Posted on 17 Dec 2009 by The Manufacturer

Julian Hunt of the FDF on the desicion to cut manufacturers' discount from the Climate Change Levy

Baffling – there is simply no other word to describe how we currently feel about the Chancellor’s decision to cut the discount available to manufacturers from the Climate Change Levy (CCL).

The decision – which was tucked away on page 125 of the recent Pre-Budget Report – represents a £50m green tax on UK industry. And the food sector will be the hardest hit.

Like many sector bodies, the Food and Drink Federation is has established a Climate Change Agreement with Government that has provided an 80% discount from the CCL for participating manufacturers.

And the food industry’s CCA has been hugely successful – providing an incentive for manufacturers to invest in energy efficiency in their factories and thus reduce our sector’s carbon emissions.

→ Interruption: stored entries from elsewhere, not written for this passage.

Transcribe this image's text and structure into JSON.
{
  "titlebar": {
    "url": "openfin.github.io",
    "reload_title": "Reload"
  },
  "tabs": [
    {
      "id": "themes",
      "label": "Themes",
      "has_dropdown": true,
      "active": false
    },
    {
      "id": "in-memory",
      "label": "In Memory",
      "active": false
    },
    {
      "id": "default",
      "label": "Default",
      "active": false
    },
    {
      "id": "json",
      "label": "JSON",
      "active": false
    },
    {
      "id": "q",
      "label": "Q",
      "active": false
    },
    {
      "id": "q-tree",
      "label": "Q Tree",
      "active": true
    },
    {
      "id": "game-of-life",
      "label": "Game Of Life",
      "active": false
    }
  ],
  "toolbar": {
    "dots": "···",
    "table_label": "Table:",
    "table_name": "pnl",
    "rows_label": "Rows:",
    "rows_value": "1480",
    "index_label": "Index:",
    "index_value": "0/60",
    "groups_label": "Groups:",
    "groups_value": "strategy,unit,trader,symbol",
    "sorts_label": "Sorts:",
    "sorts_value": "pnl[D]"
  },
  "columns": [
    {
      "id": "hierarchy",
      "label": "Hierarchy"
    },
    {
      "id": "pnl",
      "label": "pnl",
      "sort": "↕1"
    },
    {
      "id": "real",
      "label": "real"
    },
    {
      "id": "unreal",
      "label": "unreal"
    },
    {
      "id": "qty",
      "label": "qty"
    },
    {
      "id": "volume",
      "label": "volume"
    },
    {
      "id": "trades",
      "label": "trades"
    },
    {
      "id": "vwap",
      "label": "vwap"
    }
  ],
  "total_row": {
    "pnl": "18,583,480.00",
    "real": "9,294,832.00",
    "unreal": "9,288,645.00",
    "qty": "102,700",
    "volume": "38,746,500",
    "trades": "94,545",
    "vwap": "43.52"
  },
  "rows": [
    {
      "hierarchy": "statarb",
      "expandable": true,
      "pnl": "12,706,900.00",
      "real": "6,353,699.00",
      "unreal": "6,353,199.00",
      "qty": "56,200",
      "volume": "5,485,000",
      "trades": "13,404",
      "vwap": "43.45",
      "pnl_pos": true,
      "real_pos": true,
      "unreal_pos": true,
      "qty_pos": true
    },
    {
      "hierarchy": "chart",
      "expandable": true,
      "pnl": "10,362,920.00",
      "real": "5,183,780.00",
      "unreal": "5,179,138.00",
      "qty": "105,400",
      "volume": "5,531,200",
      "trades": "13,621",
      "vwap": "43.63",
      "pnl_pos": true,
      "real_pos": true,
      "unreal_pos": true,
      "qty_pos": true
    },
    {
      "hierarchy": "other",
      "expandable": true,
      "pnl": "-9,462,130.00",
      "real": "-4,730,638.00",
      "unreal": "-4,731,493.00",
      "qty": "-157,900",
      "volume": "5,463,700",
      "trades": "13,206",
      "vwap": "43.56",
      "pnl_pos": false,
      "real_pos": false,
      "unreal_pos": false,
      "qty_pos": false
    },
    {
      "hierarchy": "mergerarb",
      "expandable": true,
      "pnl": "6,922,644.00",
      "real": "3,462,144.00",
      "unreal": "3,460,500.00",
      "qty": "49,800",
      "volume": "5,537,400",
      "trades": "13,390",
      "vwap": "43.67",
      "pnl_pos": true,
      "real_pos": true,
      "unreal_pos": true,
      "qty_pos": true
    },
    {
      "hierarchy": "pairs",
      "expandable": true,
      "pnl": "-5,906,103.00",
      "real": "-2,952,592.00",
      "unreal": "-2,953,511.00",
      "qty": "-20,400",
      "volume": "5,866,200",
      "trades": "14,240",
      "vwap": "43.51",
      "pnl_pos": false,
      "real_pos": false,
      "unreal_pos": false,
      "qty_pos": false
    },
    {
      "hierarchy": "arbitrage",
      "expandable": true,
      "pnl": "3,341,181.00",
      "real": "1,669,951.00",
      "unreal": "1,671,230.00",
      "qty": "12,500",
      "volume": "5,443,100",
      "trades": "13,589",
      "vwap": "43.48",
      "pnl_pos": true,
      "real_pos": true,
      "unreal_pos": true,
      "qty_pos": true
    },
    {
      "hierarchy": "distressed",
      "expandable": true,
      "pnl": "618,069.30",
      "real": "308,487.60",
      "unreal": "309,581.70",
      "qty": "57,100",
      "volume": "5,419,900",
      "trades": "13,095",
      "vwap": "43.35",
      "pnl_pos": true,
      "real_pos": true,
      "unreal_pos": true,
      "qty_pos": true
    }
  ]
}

In fact, we recently announced that members of the Food and Drink Federation have reduced their carbon emissions by 19% since 1990 – the equivalent to almost one million tonnes – and our sector’s CCA has helped to underpin that success.

The carbon reductions form part of our Five-fold Environmental Ambition – a bold plan under which food and drink manufacturers are reducing their impacts in areas where they can make the biggest difference to the environment. Click here for more information on that.

Back though to the thorny issue of the CCAs, which even the Chancellor accepts have been an effective way of reducing emissions in energy-intensive sectors.

So why on earth did he decide that he would cut the discount available from 80% to 65% from 2011? He claims it is to “ensure that the schemes can continue to operate within the EU framework for energy taxation”.

We are aware of issues with respect to gas, but there is absolutely no need to cut the discount for other fuels to create a single rate of rebate.

We believe this decision will weaken considerably the incentive for manufacturers to make new investments in energy-efficient plan – and is completely at odds with the Government’s supposed policy of encouraging low-carbon growth.

The Food and Drink Federation has already started the process of lobbying Government about this issue – supporting the efforts of other bodies such as the CBI and EEF. We hope to encourage the Treasury to reflect on its decision and work with us to find a better approach – one that will have the least impact on manufacturers and our efforts to green our businesses.